Incendie de New-York.

Incendie de New-York
        aux Etats-Unis.



L'incendie qui dévora, en 1835, une partie de la ville de New-York, a prouvé quelles prodigieuses ressources le commerce des Etats-Unis pouvait trouver dans sa confiance, son bon sens et son admirable activité: c'est pour le vieux monde un sujet d'émerveillement et un exemple qu'il est bon de lui rappeler. Quand on cite la prospérité croissante de ce grand peuple, on en cherche toujours la cause dans sa position exceptionnelle, ses vastes territoires inoccupés, et les mille richesses naturelles dont il a été gratifié par la providence; mais ici le génie américain fut seul chargé de réparer ce désastre, et c'est dans le caractère du peuple, dans ses institutions et ses habitudes, qu'il faut chercher l'explication de tout ce qui fut accompli.
L'événement eut lieu au mois de décembre. Le froid était très-violent et les cours d'eau avaient gelé, ce qui enlevait tout moyen de combattre le feu. Dans ce cas, qui se présente fréquemment en hiver aux Etats-Unis, on a coutume de miner les maisons pour couper l'incendie; mais, par une sorte de fatalité, la poudre manquait.
Le cri: Au feu! se fit entendre vers huit heures du soir. Les flammes, qu'on avait aucun moyen de combattre, gagnèrent, de maison en maison, avec une rapidité prodigieuse; des squares entiers brûlèrent en quelques heures. On jetait pèle-mêle au dehors les marchandises les plus précieuses. "La terre, dit un témoin oculaire, était jonchée de cachemire; les chevaux marchaient dans la dentelle jusqu'au ventre; les soieries françaises étaient embarrassées et déchirées dans les roues des chariots."
Ces chariots même ne se vendaient qu'au poids de l'or: une mésintelligence existait depuis quelque temps entre les négociants et les charretiers, qui refusèrent de marcher à moins de 20 dollars (100 francs) par chargement; quelques-uns même ne voulurent accepter aucun prix. Un négociant français, qui ne pouvait décider un de ces derniers à lui louer sa charrette et son attelage, les lui acheta 500 dollars, et sauva ainsi pour deux millions de marchandises.
Quand on eut enfin réussi à arrêter les flammes, il se trouva que cinquante-quatre acres, la veille couverts de magasins et de maisons, ne présentaient plus qu'un amas de décombres et de cendres!

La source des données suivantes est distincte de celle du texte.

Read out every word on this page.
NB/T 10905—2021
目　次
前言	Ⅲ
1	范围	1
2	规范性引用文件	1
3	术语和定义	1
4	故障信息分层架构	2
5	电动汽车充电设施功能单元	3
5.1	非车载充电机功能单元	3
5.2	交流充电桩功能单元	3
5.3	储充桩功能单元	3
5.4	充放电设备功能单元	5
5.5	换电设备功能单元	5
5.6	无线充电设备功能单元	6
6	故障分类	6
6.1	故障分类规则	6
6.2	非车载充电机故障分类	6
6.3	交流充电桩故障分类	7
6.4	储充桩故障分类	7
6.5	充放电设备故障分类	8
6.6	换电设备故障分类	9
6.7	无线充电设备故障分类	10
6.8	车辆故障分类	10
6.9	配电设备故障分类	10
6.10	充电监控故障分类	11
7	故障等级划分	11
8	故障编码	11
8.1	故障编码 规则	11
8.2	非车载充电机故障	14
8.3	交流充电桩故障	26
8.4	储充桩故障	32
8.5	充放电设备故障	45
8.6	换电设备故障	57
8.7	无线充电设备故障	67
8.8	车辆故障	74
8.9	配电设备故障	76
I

La plupart des négociants perdirent tout ce qu'ils possédaient, et jusqu'à leurs livres de commerce; les compagnies d'assurance se trouvèrent insolvables! Nul doute qu'en Europe un pareil malheur n'eût entraîné des faillites innombrables; à New-York il n'y en eut pas une seule! Les négociants et les banquiers qui avaient échappé au désastre vinrent au secours de leurs confrères; ils reculèrent les échéances des billets souscrits par eux; ils leur fournirent de nouveaux fonds pour poursuivre les affaires. Le crédit de la place, étayé par toutes les ressources de ceux qui avait évité l'incendie, ne fut point ébranlé, et les gens qui la veille se croyaient perdus rentrèrent dans le mouvement commercial avec un redoublement d'ardeur. On eût dit, en effet,  que la nécessité de réparer tant de pertes donnait à tous une activité, un bon vouloir et une intelligence surhumaine. Sept mois après l'incendie, les cinquante-quatre acres incendiés étaient de nouveau transformés en rues, en places, en squares, et l’œil d'un étranger eût vainement cherché la plus légère trace du désastre.

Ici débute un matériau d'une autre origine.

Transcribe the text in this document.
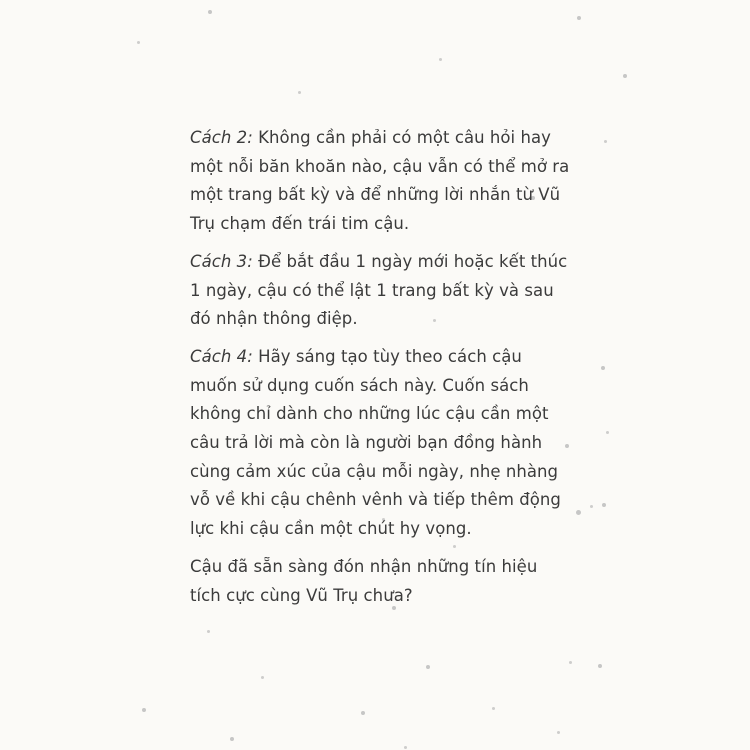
Cách 2: Không cần phải có một câu hỏi hay một nỗi băn khoăn nào, cậu vẫn có thể mở ra một trang bất kỳ và để những lời nhắn từ Vũ Trụ chạm đến trái tim cậu.

Cách 3: Để bắt đầu 1 ngày mới hoặc kết thúc 1 ngày, cậu có thể lật 1 trang bất kỳ và sau đó nhận thông điệp.

Cách 4: Hãy sáng tạo tùy theo cách cậu muốn sử dụng cuốn sách này. Cuốn sách không chỉ dành cho những lúc cậu cần một câu trả lời mà còn là người bạn đồng hành cùng cảm xúc của cậu mỗi ngày, nhẹ nhàng vỗ về khi cậu chênh vênh và tiếp thêm động lực khi cậu cần một chút hy vọng.

Cậu đã sẵn sàng đón nhận những tín hiệu tích cực cùng Vũ Trụ chưa?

La surexcitation donnée aux affaires eut même pour résultat d'enrichir des gens qui s'étaient regardés comme ruinés. Une famille de New-York qui venait s'établir en France y apprit l'incendie, dans lequel toutes ses propriétés avaient été dévorées. Elle se réembarqua, décidée à chercher un travail quelconque pour les membres qui la composaient, et à recommencer la vie parmi les plus pauvres citoyens de l'Union; mais, en débarquant, elle apprit que les terrains sur lesquels s'élevaient ses maisons valaient plus à eux seuls qu'elle n'eût vendu les maison elles-mêmes. Le feu qui avait tout dévoré, loin de l'appauvrir, venait de doubler sa fortune.
L'incendie de New-York fit cependant subir au commerce de cette ville une perte de dix-huit millions.

Le magasin pittoresque, février 1851.